For nearly 10 years, world-renowned scientists at the New York Botanical Garden have welcomed summer interns from Taft to their research laboratories on the Garden’s historic 250-acre Bronx, New York, campus. The internship opportunities are part of a long-term, ongoing and extraordinary partnership between Taft and The Garden. The internships span the full summer, and culminate in presentations to fellow interns, researchers, and Garden leadership. Last summer, Isabel Yang ’24 was awarded one of the coveted internships.
“I wanted an opportunity to engage in hands-on research at a high level,” Isabel says. “This internship was not only an exclusive program at a prestigious institution, but it also gave me the opportunity to participate in an ongoing, active research project with outcomes that will be applied in the real world.”
Isabel was mentored by Dr. Kate Armstrong, the Institute of Systematic Botany Assistant Curator, and Dr. Damon Little, Cullman Curator of Bioinformatics, Cullman Program for Molecular Systematics. Both have worked with Taft students over the years, and both are engaged in a multitude of consequential research projects, from biodiversity informatics, phylogenomics, bioinformatics, and Artificial Intelligence to patterns of floristic diversification throughout tropical Asia, and the study of floras across time. Isabel joined the team on a hyperspectral imaging project.
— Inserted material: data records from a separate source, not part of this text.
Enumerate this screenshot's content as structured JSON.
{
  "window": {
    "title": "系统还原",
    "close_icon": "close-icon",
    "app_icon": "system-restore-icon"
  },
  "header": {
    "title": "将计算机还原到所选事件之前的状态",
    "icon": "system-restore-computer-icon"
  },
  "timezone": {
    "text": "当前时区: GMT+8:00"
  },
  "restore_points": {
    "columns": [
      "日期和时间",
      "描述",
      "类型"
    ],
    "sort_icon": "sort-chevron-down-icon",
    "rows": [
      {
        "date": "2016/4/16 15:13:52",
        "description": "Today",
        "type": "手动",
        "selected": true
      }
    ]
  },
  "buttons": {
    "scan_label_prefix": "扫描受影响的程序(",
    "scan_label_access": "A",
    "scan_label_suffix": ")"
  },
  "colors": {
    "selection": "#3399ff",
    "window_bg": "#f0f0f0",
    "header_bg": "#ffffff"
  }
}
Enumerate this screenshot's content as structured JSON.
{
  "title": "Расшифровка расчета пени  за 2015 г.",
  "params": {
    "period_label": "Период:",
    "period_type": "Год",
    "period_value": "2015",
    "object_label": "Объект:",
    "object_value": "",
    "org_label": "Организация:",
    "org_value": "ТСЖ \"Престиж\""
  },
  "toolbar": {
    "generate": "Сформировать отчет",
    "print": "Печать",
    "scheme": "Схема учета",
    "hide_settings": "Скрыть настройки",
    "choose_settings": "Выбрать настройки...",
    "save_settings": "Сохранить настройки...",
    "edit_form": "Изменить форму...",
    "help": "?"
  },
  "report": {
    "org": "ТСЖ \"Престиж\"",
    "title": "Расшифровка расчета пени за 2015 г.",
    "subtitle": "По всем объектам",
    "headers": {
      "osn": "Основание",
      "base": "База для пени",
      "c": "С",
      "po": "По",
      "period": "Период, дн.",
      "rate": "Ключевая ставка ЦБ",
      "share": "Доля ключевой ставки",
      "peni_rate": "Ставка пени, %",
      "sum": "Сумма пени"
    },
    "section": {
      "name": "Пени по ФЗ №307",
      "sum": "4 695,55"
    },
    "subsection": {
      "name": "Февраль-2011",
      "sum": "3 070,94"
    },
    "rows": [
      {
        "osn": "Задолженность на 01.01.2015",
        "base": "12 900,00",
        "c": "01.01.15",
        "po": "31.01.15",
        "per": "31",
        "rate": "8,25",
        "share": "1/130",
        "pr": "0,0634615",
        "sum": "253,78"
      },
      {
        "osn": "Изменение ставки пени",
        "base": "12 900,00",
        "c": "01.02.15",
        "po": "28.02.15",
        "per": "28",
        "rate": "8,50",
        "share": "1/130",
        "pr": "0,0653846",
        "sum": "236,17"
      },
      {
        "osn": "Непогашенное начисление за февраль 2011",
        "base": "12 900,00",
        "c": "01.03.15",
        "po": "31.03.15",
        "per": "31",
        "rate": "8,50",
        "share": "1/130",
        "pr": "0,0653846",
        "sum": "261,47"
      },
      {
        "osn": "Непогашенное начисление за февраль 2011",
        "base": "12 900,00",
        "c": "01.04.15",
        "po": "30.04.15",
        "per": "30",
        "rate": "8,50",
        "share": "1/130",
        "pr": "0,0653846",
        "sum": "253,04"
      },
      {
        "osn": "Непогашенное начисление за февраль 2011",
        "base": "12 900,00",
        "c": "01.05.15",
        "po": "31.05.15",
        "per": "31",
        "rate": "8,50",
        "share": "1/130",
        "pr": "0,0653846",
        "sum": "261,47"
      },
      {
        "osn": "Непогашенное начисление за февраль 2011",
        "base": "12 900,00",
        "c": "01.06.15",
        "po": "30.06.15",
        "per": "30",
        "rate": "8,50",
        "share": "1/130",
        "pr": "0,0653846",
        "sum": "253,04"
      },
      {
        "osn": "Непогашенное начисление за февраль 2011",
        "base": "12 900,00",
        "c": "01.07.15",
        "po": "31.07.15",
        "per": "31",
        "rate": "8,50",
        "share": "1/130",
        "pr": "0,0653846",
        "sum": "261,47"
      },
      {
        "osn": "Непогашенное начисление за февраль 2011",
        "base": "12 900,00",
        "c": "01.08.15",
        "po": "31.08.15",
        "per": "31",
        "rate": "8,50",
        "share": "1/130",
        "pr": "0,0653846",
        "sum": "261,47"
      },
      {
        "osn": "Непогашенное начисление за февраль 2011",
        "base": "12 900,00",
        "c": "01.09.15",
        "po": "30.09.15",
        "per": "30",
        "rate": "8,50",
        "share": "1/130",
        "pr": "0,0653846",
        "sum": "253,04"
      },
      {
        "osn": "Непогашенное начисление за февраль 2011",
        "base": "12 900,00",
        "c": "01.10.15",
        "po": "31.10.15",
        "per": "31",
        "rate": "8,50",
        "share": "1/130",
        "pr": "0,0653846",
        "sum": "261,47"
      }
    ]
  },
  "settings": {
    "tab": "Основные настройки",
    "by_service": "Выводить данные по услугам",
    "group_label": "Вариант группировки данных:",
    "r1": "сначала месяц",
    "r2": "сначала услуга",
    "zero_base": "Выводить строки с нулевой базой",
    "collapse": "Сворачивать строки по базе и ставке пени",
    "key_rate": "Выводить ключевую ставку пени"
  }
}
“Our goal was to test the utility of leaf spectral data for species identification,” Isabel explains. “We wanted to test whether the reflectance signature would hold up as a characteristic across specimen age and use that data to identify species from satellite images. My role in this project was to collect the fresh specimens from the NYBG grounds—as well as those same specimens from the herbarium—and image them using a hyperspectral camera.”
During the course of her eight-week internship, Isabel collected new specimens from more than 200 different species of plants growing on the New York Botanical Garden grounds.
“After collecting a batch, I'd image, press, and dry the fresh plants. The plants typically took a couple of days to dry, and I usually had another batch ready from a previous week to image as well. In addition to the fresh samples, I spent time in the herbarium gathering 16 specimens of each corresponding fresh plant before imaging them, too,” Isabel notes.
Isabel worked to determine which part or parts of the spectrum would be most useful for identification at gross (ordinal, familial, generic) and fine (species) levels. She also explored whether the spectral signature is retained across fresh, dried, and dried-aged samples, and if not, whether there might be some identifiable scientific correlation.
“My presentation included an overview of my research project as well as relevant background information on hyperspectral imaging,” Isabel explains. “I presented process photos of our methods and equipment, as well as a preliminary analysis of data. Although no conclusions could be drawn yet, I wanted to give a broad picture of the next steps needed to analyze the results.”
Taft students are typically the only high school students in the internship programs at The Garden; their fellow interns are typically college students, and doctoral and post-doc researchers.
“At first I was intimidated to deliver this presentation, as I'd be giving a talk about plants to a room full of postdocs and experts in plant science. However, many of my classes at Taft had prepared me for public speaking, so I applied the skills I learned in class to effectively communicate about my work. Overall, this experience taught me how to be independent and self-disciplined in a professional setting. During this internship, I was treated like an equal in the workplace and saw firsthand how people act in a work environment, which encouraged me to work hard as part of the team.”
Isabel’s internship at the New York Botanical Garden was made possible in part through the generosity of program patrons Dwight (Trip) Stocker '74 and Donald B. Stott '56.